To update the Syncer on a host whose dependencies are already installed — for example a locked-down server that cannot reach PyPI to (re)download dependencies — use --syncer-only. By default it takes the released cmdbsyncer wheel from PyPI:

# released version from PyPI
./tools/build_offline_bundle.sh --syncer-only

# or the current local checkout instead
./tools/build_offline_bundle.sh --syncer-only --syncer-from-git

Build this on a host with PyPI access, then transfer the archive. The bundle contains only the cmdbsyncer wheel; its install.sh installs it with pip install --no-deps --upgrade, so every existing dependency on the target is left untouched. No requirement files are downloaded or shipped.

Transfer the Bundle

Copy offline_bundle.tar.gz to the target server using whatever out-of-band channel is available — SCP over a jump host, a USB drive, an internal artifact repository, a support ticket attachment:

scp offline_bundle.tar.gz user@target-server:/tmp/

Install on the Target Server

On the target server, extract the archive, create a virtual environment, and run the bundled installer:

cd /opt
tar -xzf /tmp/offline_bundle.tar.gz
python3.11 -m venv venv
source venv/bin/activate
/opt/offline_bundle/install.sh

The bundled install.sh installs every requirement file from the packages/ directory and copies the bundled Ansible playbook collection to /opt/cmdbsyncer/ansible.

Customising the install

The installer respects a few environment variables — set them before running install.sh:

Variable Effect
ANSIBLE_TARGET=/path Where the playbook collection lands (default: /opt/cmdbsyncer/ansible). An existing directory is replaced.
SKIP_ANSIBLE=1 Skip the playbook copy entirely (you already manage the playbooks elsewhere)

The pip and Ansible steps run independently — a failure in one is reported but never silently swallows the other.

After install, point cmdbsyncer at the playbook directory by exporting CMDBSYNCER_ANSIBLE_DIR=<path> in the service environment, or by adding ANSIBLE_DIR=<path> to local_config.py.

Next Steps

If you built the bundle with --include-syncer or --syncer-from-git, the cmdbsyncer console script is now on your PATH — the application behaves exactly like a regular PyPI install.

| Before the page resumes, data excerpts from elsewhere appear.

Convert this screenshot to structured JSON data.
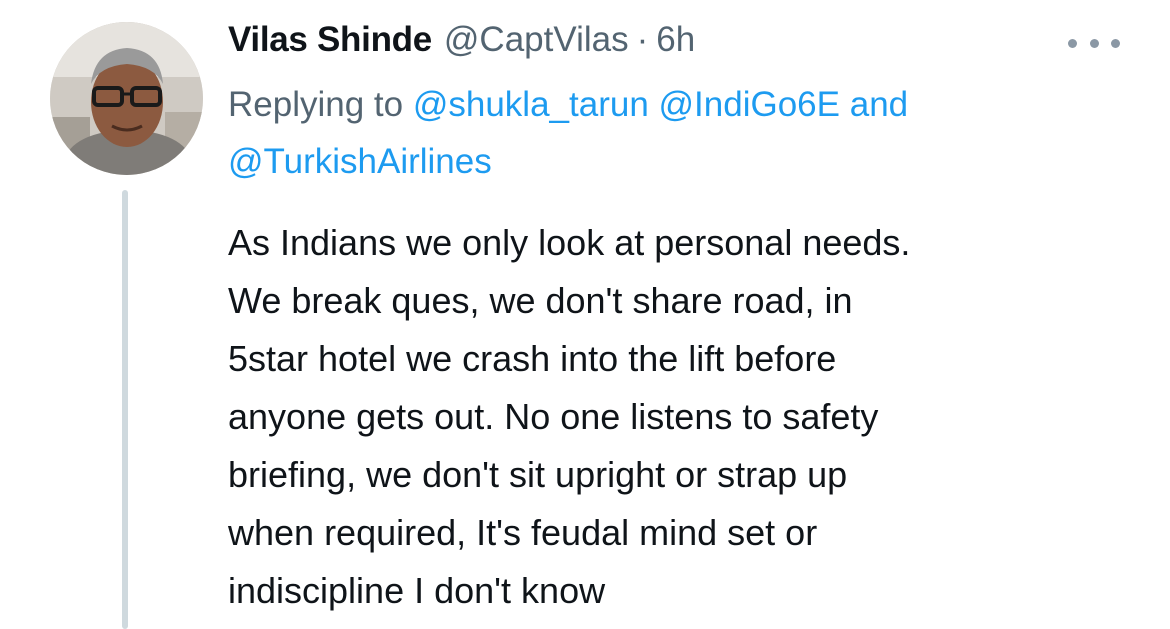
{
  "tweet": {
    "author_name": "Vilas Shinde",
    "author_handle": "@CaptVilas",
    "separator": "·",
    "timestamp": "6h",
    "more_icon": "more-horizontal-icon",
    "reply": {
      "prefix": "Replying to",
      "mentions": [
        "@shukla_tarun",
        "@IndiGo6E",
        "@TurkishAirlines"
      ],
      "conjunction": "and"
    },
    "body_lines": [
      "As Indians we only look at personal needs.",
      "We break ques, we don't share road, in",
      "5star hotel we crash into the lift before",
      "anyone gets out. No one listens to safety",
      "briefing, we don't sit upright or strap up",
      "when required, It's feudal mind set or",
      "indiscipline I don't know"
    ]
  },
  "colors": {
    "text_primary": "#0f1419",
    "text_secondary": "#536471",
    "link": "#1d9bf0",
    "thread_line": "#cfd9de"
  }
}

Continue with Installation from PyPI to initialize the application (cmdbsyncer sys self_configure), point it at MongoDB, and set up a WSGI server.

If you built the bundle without --include-syncer, the Syncer source code is not part of the bundle — ship the repository separately (e.g. as a tarball or Git archive) and follow the Installation from Code guide from the ./cmdbsyncer sys self_configure step onwards, using the venv you just populated.

Upgrades

For every new release, rebuild the bundle on the internet-connected host, transfer the new archive, and re-run install.sh. pip will pick up newer wheels from packages/ and upgrade in place. After the install, re-run self_configure so new default values are seeded:

cd /opt/cmdbsyncer
source venv/bin/activate
./cmdbsyncer sys self_configure

Troubleshooting

ERROR: Could not find a version that satisfies the requirement ... The wheel for that package is missing from packages/. Verify that --python-version and --platform on the build host match the target server. Rebuild with matching values.

ERROR: ... is not a supported wheel on this platform Same root cause — the bundle was built for a different interpreter or CPU architecture. A common trap is building on macOS (macosx_* tags) for a Linux target. Always pass --platform manylinux2014_x86_64 for typical Linux servers.

Dependency conflict warnings from a previously installed cmdbsyncer An older Syncer version in the venv pins older dependency versions. Run pip uninstall cmdbsyncer first, or upgrade the Syncer itself to the matching release.

Packages with C extensions fail to build Some integrations (notably python-ldap) need system headers (libldap2-dev, libsasl2-dev, ...) if no wheel is available. Install them via the distribution package manager on the target server, or make sure the build host has matching wheels available on PyPI.